The object can erase itself thusly:
void Destroy(std::vector<Object>& container);
{
container.erase(container.begin() + (this - &container[0]));
}
This will work as you expect, but it strikes me as exceptionally bad design. Members should not have knowledge of their containers. They should exist (from their own perspective) in an unidentifiable limbo. Creation and destruction should be left to their creator.
Objects in a vector don't automatically know where they are in the vector.
You could supply each object with that information, but much easier: remove the object from the vector. Its destructor is then run automatically.

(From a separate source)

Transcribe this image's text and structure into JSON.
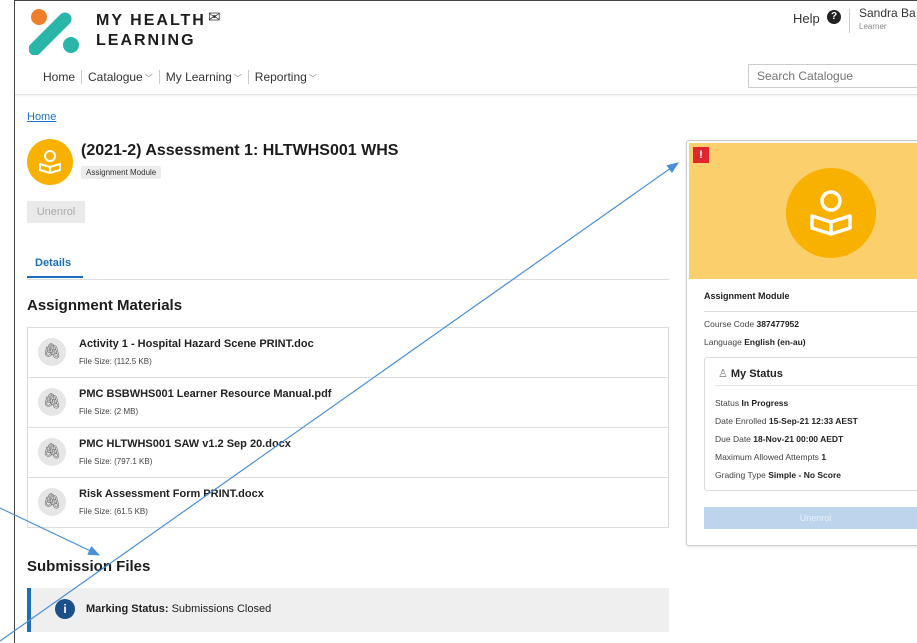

Then the objects can be used also in other containers.
Example:
#include <algorithm>
#include <iostream>
#include <vector>
class object_t
{
private:
int id_;
public:
int id() const { return id_; }
~object_t() {}
explicit object_t( int const id ): id_( id ) {}
};
int main()
{
using namespace std;
vector<object_t> objects;
for( int i = 0; i <= 33; ++i )
{
objects.emplace_back( i );
}
int const n = 20;
objects.erase( objects.begin() + n );
for( auto const& o : objects )
{
cout << o.id() << ' ';
}
cout << endl;
}
If you need to destroy the n'th item in a vector then the easiest way is to get an iterator from the beginning using std::begin() and call std::advance() to advance how ever many places you want, so something like:
std::vector<Object> objects;
const size_t n = 20;
auto erase_iter = std::advance(std::begin(objects), n);
objects.erase(erase_iter);
If you want to find the index of an item in a vector then use std::find to get the iterator and call std::distance from the beginning.
So something like:
Object object_to_find;
std::vector<Object> objects;
auto object_iter = std::find(std::begin(objects), std::end(objects), object_to_find);
const size_t n = std::distance(std::begin(objects), object_iter);
This does mean that you need to implement an equality operator for your object. Or you could try something like:
auto object_iter = std::find(std::begin(objects), std::end(objects),
[&object_to_find](const Object& object) -> bool { return &object_to_find == &object; });
Although for this to work the object_to_find needs to be the one from the actual list as it is just comparing addresses.